PH developed a conceptual framework using key programmatic elements, focusing on clinical and wellness components of care to facilitate the adoption of an innovative care transition approach. PH created the conditions for translating an evidence-based transitional care model into mainstream practice. As a result, PH has become a well-known program and model, recognized by NYS and throughout the healthcare delivery system, and synonymous with the best practice in hospital to community transitional care.

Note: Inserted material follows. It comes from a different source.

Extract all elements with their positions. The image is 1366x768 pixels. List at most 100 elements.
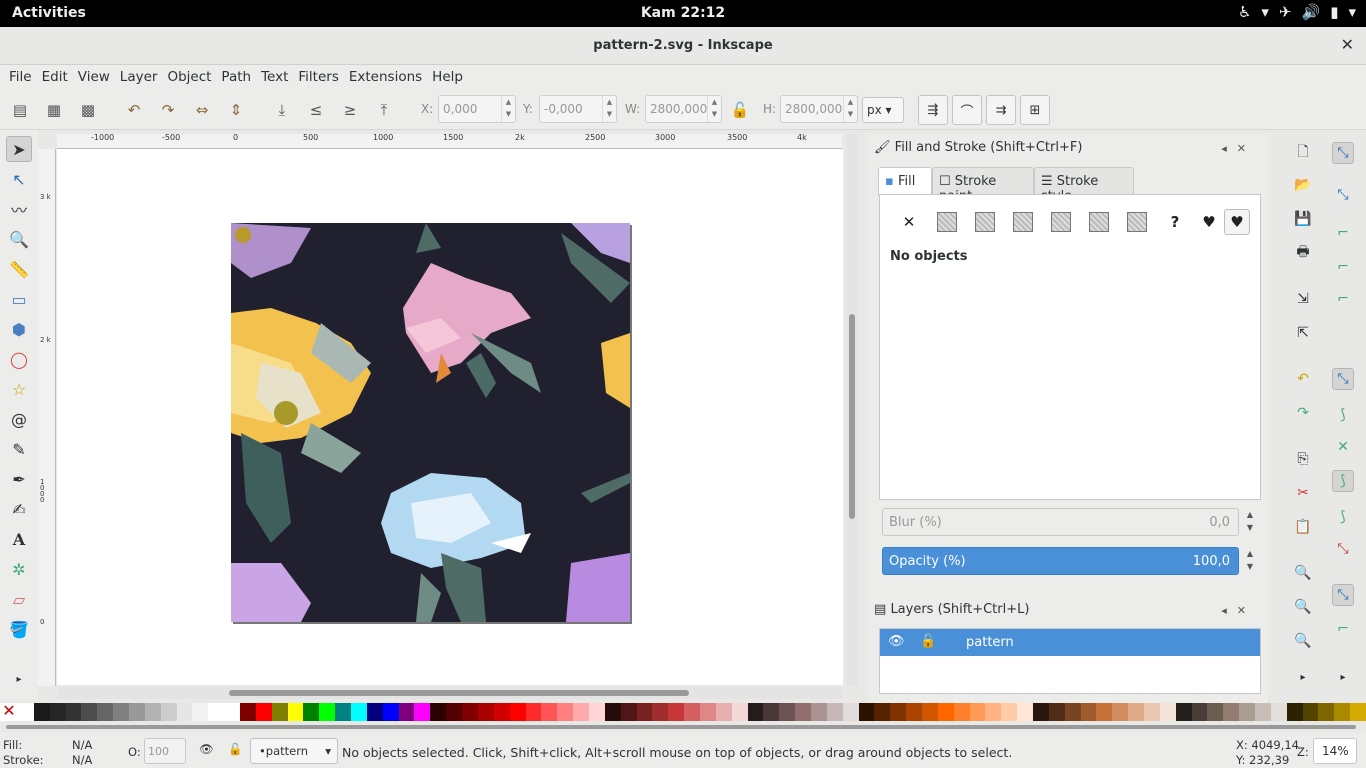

Program staff teach on the model at local social work schools, in hospital systems and to community care workers. Recognizing how impactful the model is, a Pathway Home Training Institute has been funded to provide training and technical assistance and guide the replication of the program. An outcome was the positive impact on the hospital discharge process and the development of strengthened partnerships with CBOs. This led to improved care coordination and connection to local neighborhood supports.
The PH program has grown since operationalizing in 2014. Two teams have grown into eight teams, adapting to new populations; Criminal Justice involvement, homeless, long-term stayers at State Hospitals, and Adult Homes. The quickness of this recognition is due to demonstrating impressive outcomes, both from healthcare perspective and in improving the wellness of those with behavioral health and SUD. In a healthcare system fraught with inefficiencies, excessive paperwork, confusing data, PH has eliminated frustration and inefficiency, streamlining case management delivery. This replicable model has garnered interest among many branches of the healthcare delivery system including MCOs, hospital systems and other government bodies, to develop and expand to additional populations. These teams will serve individuals with substance use, people with chronic health conditions and youth transitioning from foster care. CBC launched a Pathway Home Training Institute that provides training on the PH model and operationalizing teams in different regions.
PH has served over 1,200 individuals since inception and produced robust outcomes. Metrics that demonstrate connection to care and reduction in costs are tracked during the intervention. These include attendance at behavioral health and medical appointments and hospitalizations. Of 153 individuals who graduated from PH in 2017, 89% (N=136) had not been readmitted to the hospital 30 days after an inpatient discharge and 100% had not been readmitted to a state psychiatric center at the time of completion of the intervention. Within the ﬁrst seven days in the community, 77% (N=117) attended a behavioral health appointment; by day 30, 88% (N=135) had attended; and at completion of the intervention, 100% of individuals had attended their follow-up appointment and 88% (N=135) had attended medical appointments. To maintain success post intervention, ongoing case management is essential, and 73% (N=111) of individuals have been enrolled in health home care coordination.